My website is officially launched! I announced it on social media and invited people to view it. This is a bit of a leap, because I still have little content up on the site. This blog will continue to grow, as I myself grow in knowledge and make connections with other people. Today marks a humble beginning.

Earth Day and the Celebration of Life

Earth Day celebrates all the myriad forms of life and terrestrial processes on this beautiful planet. The totality of intricate relationships that make up our planetary ecology is mind-boggling. Nonetheless, we humans have the ability to travel the planet and observe, in person, far-flung examples of these many life forms, or to go online and observe them virtually. That is power.
 
Over the several decades of my adult life so far, I too have been blessed with opportunities to travel. In the first snow of winter, I have climbed the peaks of Japan’s Yakushima Island to see Jōmon Sugi, a Cryptomeria tree that is at least 2,000 and possibly as much as 7,000 years old. Macaques cavorted in trees nearby as I began my ascent from sea level.
 
Walking Taiwan’s roads, I have watched kingfishers dart across rushing streams and egrets sway on bamboo in rain. In the lush tropical zone of Southwest China, I have bobbed with happy frogs and hapless giant beetles in a pool fed by monsoon rains. Under vivid alpine light, I have climbed barren Tibetan hillsides topped with prayer flags and looked down upon verdant village fields.

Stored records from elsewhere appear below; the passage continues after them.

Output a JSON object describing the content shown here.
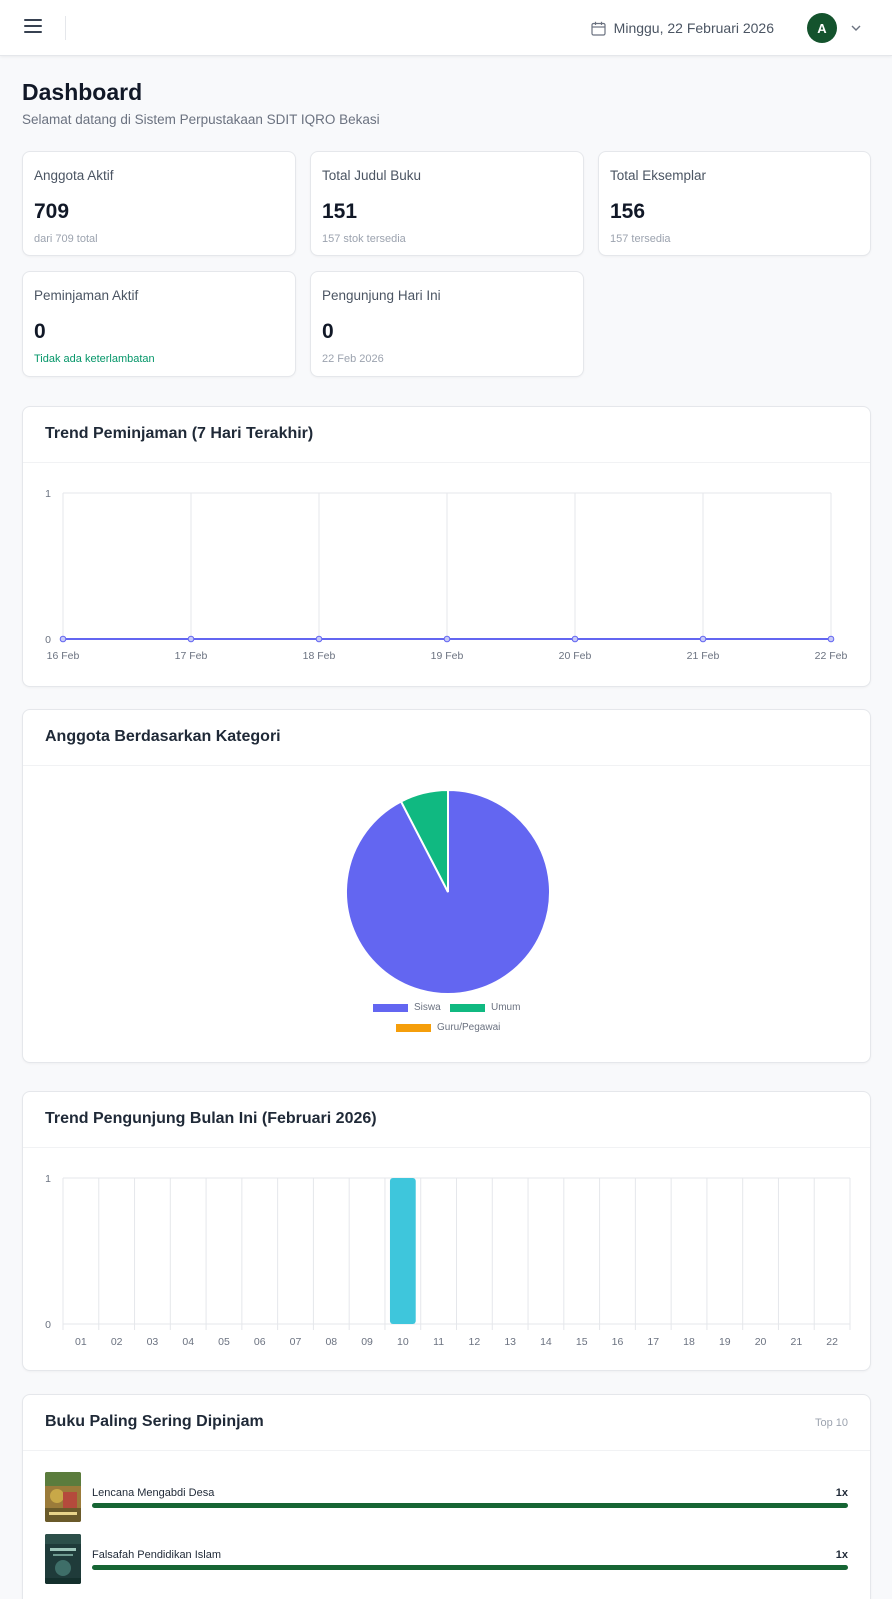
{
  "header": {
    "date": "Minggu, 22 Februari 2026",
    "avatar_initial": "A",
    "icons": [
      "hamburger-icon",
      "calendar-icon",
      "chevron-down-icon"
    ]
  },
  "page": {
    "title": "Dashboard",
    "subtitle": "Selamat datang di Sistem Perpustakaan SDIT IQRO Bekasi"
  },
  "stats": [
    {
      "label": "Anggota Aktif",
      "value": "709",
      "sub": "dari 709 total"
    },
    {
      "label": "Total Judul Buku",
      "value": "151",
      "sub": "157 stok tersedia"
    },
    {
      "label": "Total Eksemplar",
      "value": "156",
      "sub": "157 tersedia"
    },
    {
      "label": "Peminjaman Aktif",
      "value": "0",
      "sub": "Tidak ada keterlambatan"
    },
    {
      "label": "Pengunjung Hari Ini",
      "value": "0",
      "sub": "22 Feb 2026"
    }
  ],
  "panels": {
    "loan_trend_title": "Trend Peminjaman (7 Hari Terakhir)",
    "member_category_title": "Anggota Berdasarkan Kategori",
    "visitor_trend_title": "Trend Pengunjung Bulan Ini (Februari 2026)",
    "top_books_title": "Buku Paling Sering Dipinjam",
    "top_books_badge": "Top 10"
  },
  "chart_data": [
    {
      "type": "line",
      "title": "Trend Peminjaman (7 Hari Terakhir)",
      "x": [
        "16 Feb",
        "17 Feb",
        "18 Feb",
        "19 Feb",
        "20 Feb",
        "21 Feb",
        "22 Feb"
      ],
      "series": [
        {
          "values": [
            0,
            0,
            0,
            0,
            0,
            0,
            0
          ],
          "color": "#6366f1"
        }
      ],
      "ylim": [
        0,
        1
      ],
      "yticks": [
        "0",
        "1"
      ],
      "grid": true
    },
    {
      "type": "pie",
      "title": "Anggota Berdasarkan Kategori",
      "labels": [
        "Siswa",
        "Umum",
        "Guru/Pegawai"
      ],
      "values": [
        655,
        54,
        0
      ],
      "colors": [
        "#6366f1",
        "#10b981",
        "#f59e0b"
      ],
      "legend": "bottom"
    },
    {
      "type": "bar",
      "title": "Trend Pengunjung Bulan Ini (Februari 2026)",
      "categories": [
        "01",
        "02",
        "03",
        "04",
        "05",
        "06",
        "07",
        "08",
        "09",
        "10",
        "11",
        "12",
        "13",
        "14",
        "15",
        "16",
        "17",
        "18",
        "19",
        "20",
        "21",
        "22"
      ],
      "values": [
        0,
        0,
        0,
        0,
        0,
        0,
        0,
        0,
        0,
        1,
        0,
        0,
        0,
        0,
        0,
        0,
        0,
        0,
        0,
        0,
        0,
        0
      ],
      "color": "#3ec6dc",
      "ylim": [
        0,
        1
      ],
      "yticks": [
        "0",
        "1"
      ],
      "grid": true
    }
  ],
  "top_books": [
    {
      "title": "Lencana Mengabdi Desa",
      "count": "1x",
      "fraction": 1.0
    },
    {
      "title": "Falsafah Pendidikan Islam",
      "count": "1x",
      "fraction": 1.0
    }
  ]
}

A break in storm clouds forms a rainbow over a cultivated hillside. Xishuangbanna, China, 2005. 

Abo leads me across a log bridge into a forest that no longer exists today. Xishuangbanna, China, 2005. 

The Value of Diversity

These and so many other scenes have impressed upon me the value of diversity. Life manifests in a multitude of ways. We need this diversity. Diversity brings stability. Ecological and cultural diversity go hand in hand. We need both. And economic diversity. Diversity is healthy.
 
As we erode ecological diversity, not only do we lose beautiful examples of what life can be, but we also endanger the foundation of relationships that support us. I would wager that ecological, cultural, and economic diversity are interconnected. A loss of economic diversity appears correlated with losses in these other spheres. All of these spheres speak of the integrity of our relationships, or lack thereof.
 
At this point, most of us know a great deal about what is going wrong environmentally. Increasingly, people are talking about loss. Extreme weather events have us talking about climate change. This is familiar territory. We know that our modern ways of living are hurting the planet, but most of us struggle with the problem of what to do about it.
 
Economic priorities tend to cloud our moral compunction. I am guilty of this, too. Earlier in my life, I saw environmental work as integral to my self-identity, but in getting my PhD and discovering how difficult the job market has become, I had to adjust my expectations. This blog is an effort to bring my moral compass back to pointing true North.

The western sky ablaze, as if witness to the burning California forests. Vermont, USA, 2020. 

An autumn maple banishes green from its leaves. Vermont, USA, 2018. 

Ethical Opportunity

Cottage Eco is meant to serve as a broker of ethical opportunity. I bring to this blog a unique set of academic and experiential tools that can help contextualize our options for fixing this breaking world. From ecological anthropology to the history of Chinese religion and to longevity patterns, I have traversed paths of both the inner life of the mind and outer life observed by science. I pledge to share what I know. 
 
Can we reform? Can we fix the world’s problems?
 
We can only try. No one can do the job alone; we must all do our part.

Potted ornamental taro. Taiwan, 2012.